Hi all. This might be a basic/stupid question, but it’d be nice to check if it makes sense. I’m working on a hierarchical model where I want to generate counterfactual simulations by modifying fitted parameters. What’s the best practice for this? I’m currently recomputing the model outside Stan playing with the parameters and the draws, but it becomes a bit messy.
My idea now would be to fit two models. First, I’d fit the original model and get the fitted parameters. And in the second one I’d use the parameters as data (manipulating them to construct counterfactuals) and the original data as parameters.

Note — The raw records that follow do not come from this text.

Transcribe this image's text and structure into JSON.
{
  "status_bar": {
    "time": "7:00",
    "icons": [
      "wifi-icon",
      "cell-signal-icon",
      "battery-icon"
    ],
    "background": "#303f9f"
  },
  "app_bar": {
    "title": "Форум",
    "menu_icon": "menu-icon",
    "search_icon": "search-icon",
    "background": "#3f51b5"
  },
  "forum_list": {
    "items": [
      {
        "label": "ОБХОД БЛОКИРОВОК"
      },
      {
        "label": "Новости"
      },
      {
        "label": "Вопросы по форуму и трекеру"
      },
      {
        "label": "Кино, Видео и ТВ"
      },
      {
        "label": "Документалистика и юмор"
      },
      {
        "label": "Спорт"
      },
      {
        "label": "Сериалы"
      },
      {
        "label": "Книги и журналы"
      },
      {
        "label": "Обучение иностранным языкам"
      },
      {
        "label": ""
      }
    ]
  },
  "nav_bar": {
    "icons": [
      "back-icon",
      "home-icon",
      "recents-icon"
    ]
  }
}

To exemplify this: suppose I have this original model that I fit with my data:
data {
int<lower=0> N;
array[N] int<lower=0> y;
}
parameters {
real<lower=0,upper=1> theta; // success probability
real<lower=0> lambda; // exposure intensity
}
model {
theta ~ beta(2, 2);
lambda ~ exponential(0.5);
for (n in 1:N) {
y[n] ~ poisson(lambda * theta);
}
}
After fitting this, I would run the following counterfactual model, feeding stan with manipulated parameters as data:
data {
int<lower=0> N;
// Parameters as data for counterfactuals
real<lower=0,upper=1> theta_cf;
real<lower=0> lambda_cf;
}
generated quantities {
array[N] int y_cf;
// What if theta was 0.8?
for (n in 1:N) {
y_cf[n] = poisson_rng(lambda_cf * theta_cf);
}
}
My questions are:
- Is this the recommended approach for counterfactual analysis: creating a separate Stan file where parameters become data?
- Or is there a more elegant way using generated quantities, for instance?
Thanks in advance!